In summary, it is said that I erred in my conclusions as to the Court of Appeal's decision in Avonwick because the Court of Appeal was not considering this question when it decided the two different issues that were engaged by the appeal. For all of those reasons, I should give permission to appeal under both limbs of CPR 52.6(1).

310.

Mr Lord submits that all matters apart from the question of whether documents relevant to a claim under section 423 of the Insolvency Act are asset documents, equivalent to category A documents in Avonwick, were covered by the Court of Appeal's decision in that case. Because this court was only concerned with issues of principle, the court should be reluctant to allow an appeal to the Court of Appeal when there is no immediate factual basis founded upon particular specified documents for mounting an appeal.

311.

Mr Lord submits that the relevant principles are clear and were clearly established by the Court of Appeal recently in the Avonwick case.
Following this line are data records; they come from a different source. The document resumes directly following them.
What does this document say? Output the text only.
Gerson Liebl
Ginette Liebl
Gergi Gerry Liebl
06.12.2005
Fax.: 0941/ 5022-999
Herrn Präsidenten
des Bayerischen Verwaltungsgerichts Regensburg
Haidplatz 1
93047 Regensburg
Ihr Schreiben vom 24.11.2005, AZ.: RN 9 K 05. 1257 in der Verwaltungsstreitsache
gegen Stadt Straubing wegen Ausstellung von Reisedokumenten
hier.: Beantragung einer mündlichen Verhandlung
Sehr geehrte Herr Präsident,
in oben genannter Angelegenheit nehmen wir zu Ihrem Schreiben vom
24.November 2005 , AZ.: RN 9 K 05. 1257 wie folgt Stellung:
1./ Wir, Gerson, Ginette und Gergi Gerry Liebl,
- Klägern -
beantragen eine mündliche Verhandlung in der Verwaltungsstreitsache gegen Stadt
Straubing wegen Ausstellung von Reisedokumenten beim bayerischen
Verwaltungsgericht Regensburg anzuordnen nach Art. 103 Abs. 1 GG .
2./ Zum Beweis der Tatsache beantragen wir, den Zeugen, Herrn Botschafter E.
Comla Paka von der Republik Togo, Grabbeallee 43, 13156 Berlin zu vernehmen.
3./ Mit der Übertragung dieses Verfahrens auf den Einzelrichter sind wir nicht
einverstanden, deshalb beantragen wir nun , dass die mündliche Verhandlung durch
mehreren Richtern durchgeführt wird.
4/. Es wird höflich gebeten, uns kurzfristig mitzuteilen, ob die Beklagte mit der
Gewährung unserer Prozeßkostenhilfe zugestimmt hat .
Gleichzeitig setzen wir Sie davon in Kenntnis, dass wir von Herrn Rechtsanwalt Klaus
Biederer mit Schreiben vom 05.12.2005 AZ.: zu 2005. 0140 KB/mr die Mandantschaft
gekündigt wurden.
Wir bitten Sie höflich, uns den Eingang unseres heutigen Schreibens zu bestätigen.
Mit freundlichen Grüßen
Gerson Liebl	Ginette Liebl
He submits that it is difficult to think of a more unsuitable case for a first instance court to grant permission to appeal.

312.

There is, in addition, the further hurdle for the applicants of considering how the relevant documents relate to an asset in the bankrupt's estate. He submits that all matters raised in this application were raised before the Court of Appeal in Avonwick and are governed by its reasons for judgment.

313.

Ms Shekerdemian, for the second respondent, adopted all of Mr Lord's submissions and submitted that there is no important issue properly to be considered by the Court of Appeal and no real prospect of success on any appeal.

314.

In her brief response, Ms Toube submitted that the respondents have themselves changed their position in relation to the applicable law. This is said to be a very important decision for bankruptcy practitioners; it is necessary to know how the law stands, and I have clearly got the law wrong.

315.

Whilst I have heard elaborate argument, well delivered, by all three leading counsel who have addressed me, at the end of the day I have been left in no doubt as to my decision. For the reasons I have given in my extemporary judgment - at perhaps undue length - I do not consider that there is any real prospect of success on the appeal.

316.

Whilst there may be aspects of my decision that may be open to argument as to their correctness, in the context in which this decision falls to be considered, namely that of the potential use of privileged documents for the purposes of an application under section 423 of the Insolvency Act, I see no real prospect of the Court of Appeal coming to a different conclusion, even if individual aspects of my judgment may be held to be wrong (although I do not consider that there is a real prospect of that either).

317.

So I am not satisfied that an appeal would have a real prospect of success in any material sense or in any sense that would affect the use of the documents in the context in which it is suggested that they may be sought to be used. Nor do I consider that there is any other compelling reason for this appeal to be heard. As Mr Lord submits, the Court of Appeal has recently considered all of these issues in Avonwick.

318.

If, on an application for permission to appeal from this decision, the Court of Appeal takes the view that the Master of the Rolls' judgment does not provide sufficient clarification, and that further clarification beyond that which I have sought to provide is appropriate and necessary, then it seems to me that it is for the Court of Appeal to give permission to appeal.

319.

This is an application that has been heard by me sitting as a judge of the Chancery Division and therefore any appeal lies to the Court of Appeal. Unless an extension is asked for -- and I understand it will be -- the time for appealing is 21 days from today.

320.

So for those reasons, permission to appeal is refused.